Futures

HR Futures: Market at crossroads after turbulent run

Written by Gaby Ain


After a volatile end to Q1, the hot-rolled (HR) coil futures market appears to be stabilizing, though not without notable shifts in positioning and pricing structure. The physical market continues to resist deeper downside moves, while futures attempt to recalibrate amid a dynamic macro and supply backdrop.

After the sharp correction into late March, the HR futures curve has shown signs of modest recovery. As illustrated in the chart below, the curve from one month ago (March 17, orange) and one week ago (April 10, blue) reflected a market under pressure. (Editor’s note: You can click on the charts below to expand them.)

However, the current curve (April 17, white) shows a moderate rebound — particularly in longer-dated contracts. While the curve still technically remains in backwardation, the back end has begun to slope upward.

This recent lift in Q4 2025–Q1 2026 pricing may signal that market participants still anticipate longer-term structural tightness in supply. Considering that logic, the widening spread between Q3 2025 and back months could suggest that near-term weakness may be more about sentiment recalibration than a full-fledged downturn.

CME Midwest HRC Futures Curve (4/17 in white, 4/10 in blue, 3/17 in orange)

This can be seen through the step back in money-manager positioning in CME HRC futures. (See chart below.)  Net length declined by 42k tons over the past three weeks. But short positions were left essentially unchanged – bringing the total net long to +125k tons. This signals that the recent pullback partially came from long liquidation, not from new bearish bets.

This behavior typically reflects profit-taking after a strong rally, a hedge against short-term uncertainty, or waning bullish conviction rather than a full reversal in outlook. In fact, net positioning remains elevated compared to much of the 2023–2024 period. That suggests managers still see potential for upside—but are preparing for near-term chop. With macro risks on the horizon (including election-linked tariff uncertainty), some trimming here seems tactical/precautionary measure.

Overall, gross shorts haven’t expanded—just gross longs have been pared back. That’s a subtle but important distinction. The market isn’t actively bearish, it’s simply catching its breath. However, the outstanding length from money managers represents a material risk to the downside – in particular should they pivot from their current bullish bets and choose to sell out of the remaining 125k of length.

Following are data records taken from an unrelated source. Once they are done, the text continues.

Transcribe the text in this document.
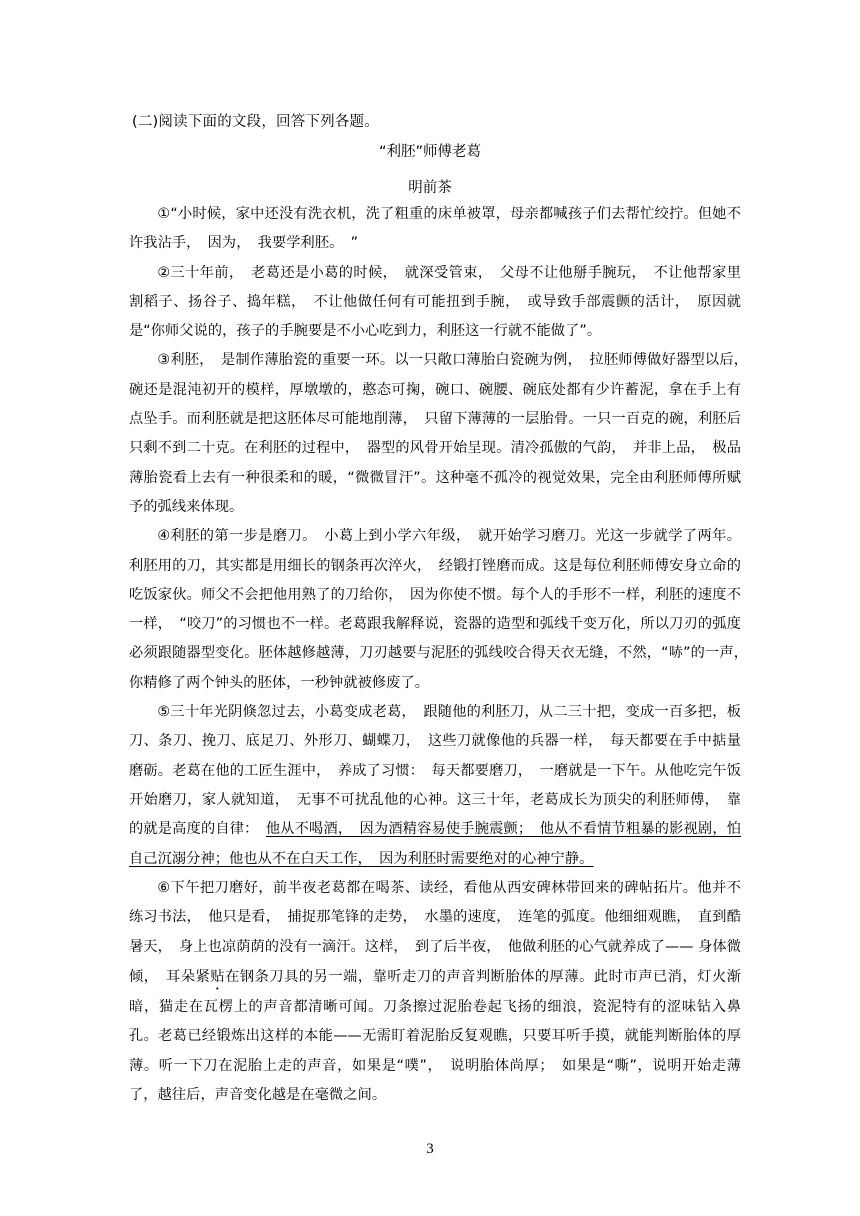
(二)阅读下面的文段，回答下列各题。
“利胚”师傅老葛
明前茶

①“小时候，家中还没有洗衣机，洗了粗重的床单被罩，母亲都喊孩子们去帮忙绞拧。但她不许我沾手，　因为，　我要学利胚。　”

②三十年前，　老葛还是小葛的时候，　就深受管束，　父母不让他掰手腕玩，　不让他帮家里割稻子、扬谷子、捣年糕，　不让他做任何有可能扭到手腕，　或导致手部震颤的活计，　原因就是“你师父说的，孩子的手腕要是不小心吃到力，利胚这一行就不能做了”。

③利胚，　是制作薄胎瓷的重要一环。以一只敞口薄胎白瓷碗为例，　拉胚师傅做好器型以后，　碗还是混沌初开的模样，厚墩墩的，憨态可掬，碗口、碗腰、碗底处都有少许蓄泥，拿在手上有点坠手。而利胚就是把这胚体尽可能地削薄，　只留下薄薄的一层胎骨。一只一百克的碗，利胚后只剩不到二十克。在利胚的过程中，　器型的风骨开始呈现。清冷孤傲的气韵，　并非上品，　极品薄胎瓷看上去有一种很柔和的暖，“微微冒汗”。这种毫不孤冷的视觉效果，完全由利胚师傅所赋予的弧线来体现。

④利胚的第一步是磨刀。　小葛上到小学六年级，　就开始学习磨刀。光这一步就学了两年。利胚用的刀，其实都是用细长的钢条再次淬火，　经锻打锉磨而成。这是每位利胚师傅安身立命的吃饭家伙。师父不会把他用熟了的刀给你，　因为你使不惯。每个人的手形不一样，利胚的速度不一样，　“咬刀”的习惯也不一样。老葛跟我解释说，瓷器的造型和弧线千变万化，所以刀刃的弧度必须跟随器型变化。胚体越修越薄，刀刃越要与泥胚的弧线咬合得天衣无缝，不然，“哧”的一声，　你精修了两个钟头的胚体，一秒钟就被修废了。

⑤三十年光阴倏忽过去，小葛变成老葛，　跟随他的利胚刀，从二三十把，变成一百多把，板刀、条刀、挽刀、底足刀、外形刀、蝴蝶刀，　这些刀就像他的兵器一样，　每天都要在手中掂量磨砺。老葛在他的工匠生涯中，　养成了习惯：　每天都要磨刀，　一磨就是一下午。从他吃完午饭开始磨刀，家人就知道，　无事不可扰乱他的心神。这三十年，老葛成长为顶尖的利胚师傅，　靠的就是高度的自律：　他从不喝酒，　因为酒精容易使手腕震颤；　他从不看情节粗暴的影视剧，怕自己沉溺分神；他也从不在白天工作，　因为利胚时需要绝对的心神宁静。

⑥下午把刀磨好，前半夜老葛都在喝茶、读经，看他从西安碑林带回来的碑帖拓片。他并不练习书法，　他只是看，　捕捉那笔锋的走势，　水墨的速度，　连笔的弧度。他细细观瞧，　直到酷暑天，　身上也凉荫荫的没有一滴汗。这样，　到了后半夜，　他做利胚的心气就养成了—— 身体微倾，　耳朵紧贴在钢条刀具的另一端，靠听走刀的声音判断胎体的厚薄。此时市声已消，灯火渐暗，猫走在瓦楞上的声音都清晰可闻。刀条擦过泥胎卷起飞扬的细浪，瓷泥特有的涩味钻入鼻孔。老葛已经锻炼出这样的本能——无需盯着泥胎反复观瞧，只要耳听手摸，就能判断胎体的厚薄。听一下刀在泥胎上走的声音，如果是“噗”，　说明胎体尚厚；　如果是“嘶”，说明开始走薄了，越往后，声音变化越是在毫微之间。

3
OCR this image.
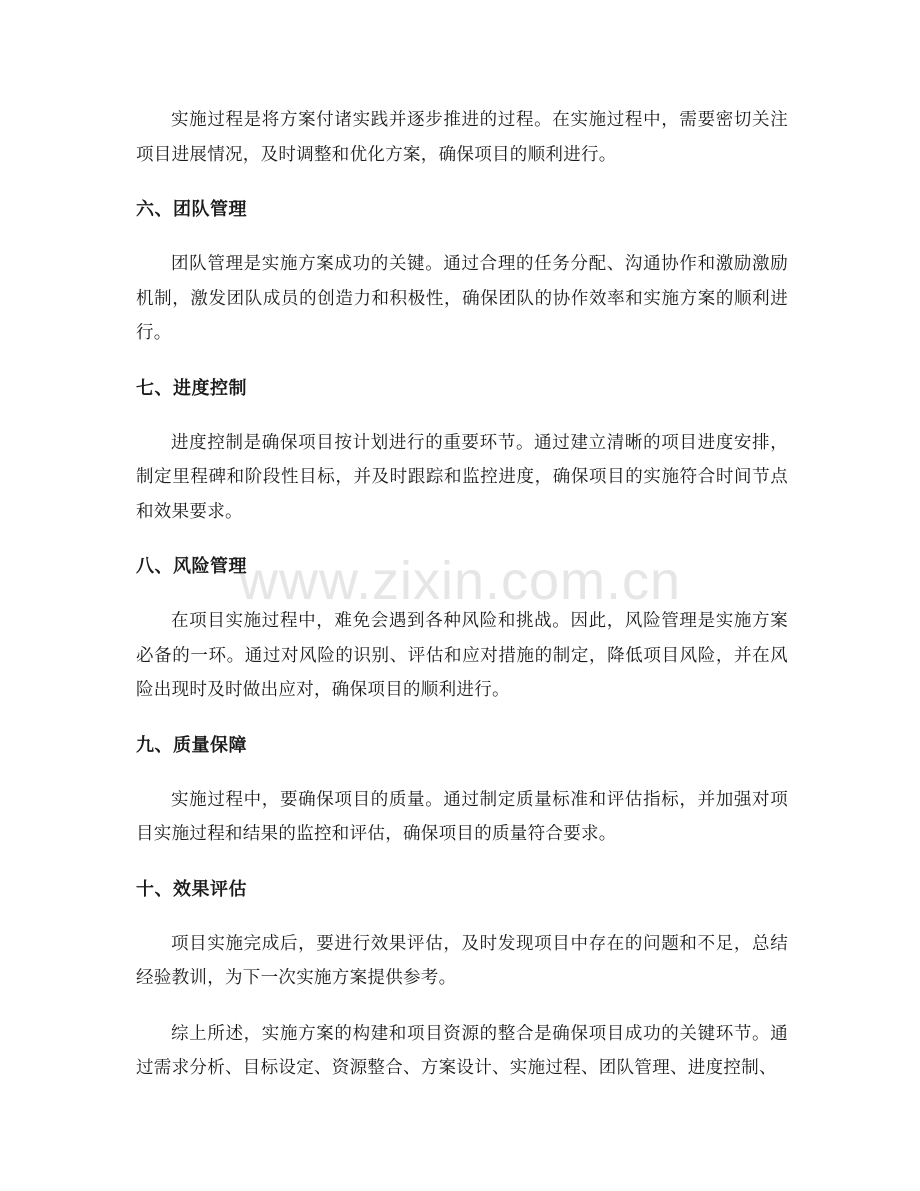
www.zixin.com.cn

实施过程是将方案付诸实践并逐步推进的过程。在实施过程中，需要密切关注项目进展情况，及时调整和优化方案，确保项目的顺利进行。

六、团队管理

团队管理是实施方案成功的关键。通过合理的任务分配、沟通协作和激励激励机制，激发团队成员的创造力和积极性，确保团队的协作效率和实施方案的顺利进行。

七、进度控制

进度控制是确保项目按计划进行的重要环节。通过建立清晰的项目进度安排，制定里程碑和阶段性目标，并及时跟踪和监控进度，确保项目的实施符合时间节点和效果要求。

八、风险管理

在项目实施过程中，难免会遇到各种风险和挑战。因此，风险管理是实施方案必备的一环。通过对风险的识别、评估和应对措施的制定，降低项目风险，并在风险出现时及时做出应对，确保项目的顺利进行。

九、质量保障

实施过程中，要确保项目的质量。通过制定质量标准和评估指标，并加强对项目实施过程和结果的监控和评估，确保项目的质量符合要求。

十、效果评估

项目实施完成后，要进行效果评估，及时发现项目中存在的问题和不足，总结经验教训，为下一次实施方案提供参考。

综上所述，实施方案的构建和项目资源的整合是确保项目成功的关键环节。通过需求分析、目标设定、资源整合、方案设计、实施过程、团队管理、进度控制、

CME HRC Money-Manager Positioning

The physical market has lost some momentum with lead times shortening. But mills could limit downside risk if they maintain discipline. Domestic raw steel production has not exceeded 1.7 million (m) net tons since September 2024. Recent weeks, however, have pushed close to that ceiling. Production reached 1.697m tons and 1.689m tons for the weeks ending on April 5 and April 12, respectively.

Imports have also softened. February census data showed the lowest level of total sheet imports since October 2023. Preliminary March and April estimates suggest further declines. March inventory data from SMU confirmed this tighter tone, with months on hand ticking lower.

This leaner supply setup offers a degree of downside protection. However, if demand indicators disappoint or if restocking falls short, the futures market may continue to act as a pressure valve.

The market appears to be pausing after a turbulent run. But tension remains just beneath the surface. With net long positioning still elevated, sentiment-driven selling could quickly reignite volatility. Still, supply constraints and limited imports are laying the groundwork for a resilient physical market. This moment of calm feels more like a crossroads than a conclusion.

Disclaimer

The content of this article is for informational purposes only. The views in this article do not represent financial services or advice. Any opinion expressed by Flack Global Metals or Flack Capital Markets should not be treated as a specific inducement to make a particular investment or follow a particular strategy, but only as an expression of his opinion. Views and forecasts expressed are as of date indicated, are subject to change without notice, may not come to be and do not represent a recommendation or offer of any particular security, strategy or investment. Strategies mentioned may not be suitable for you. You must make an independent decision regarding investments or strategies mentioned in this article. It is recommended you consider your own particular circumstances and seek the advice from a financial professional before taking action in financial markets.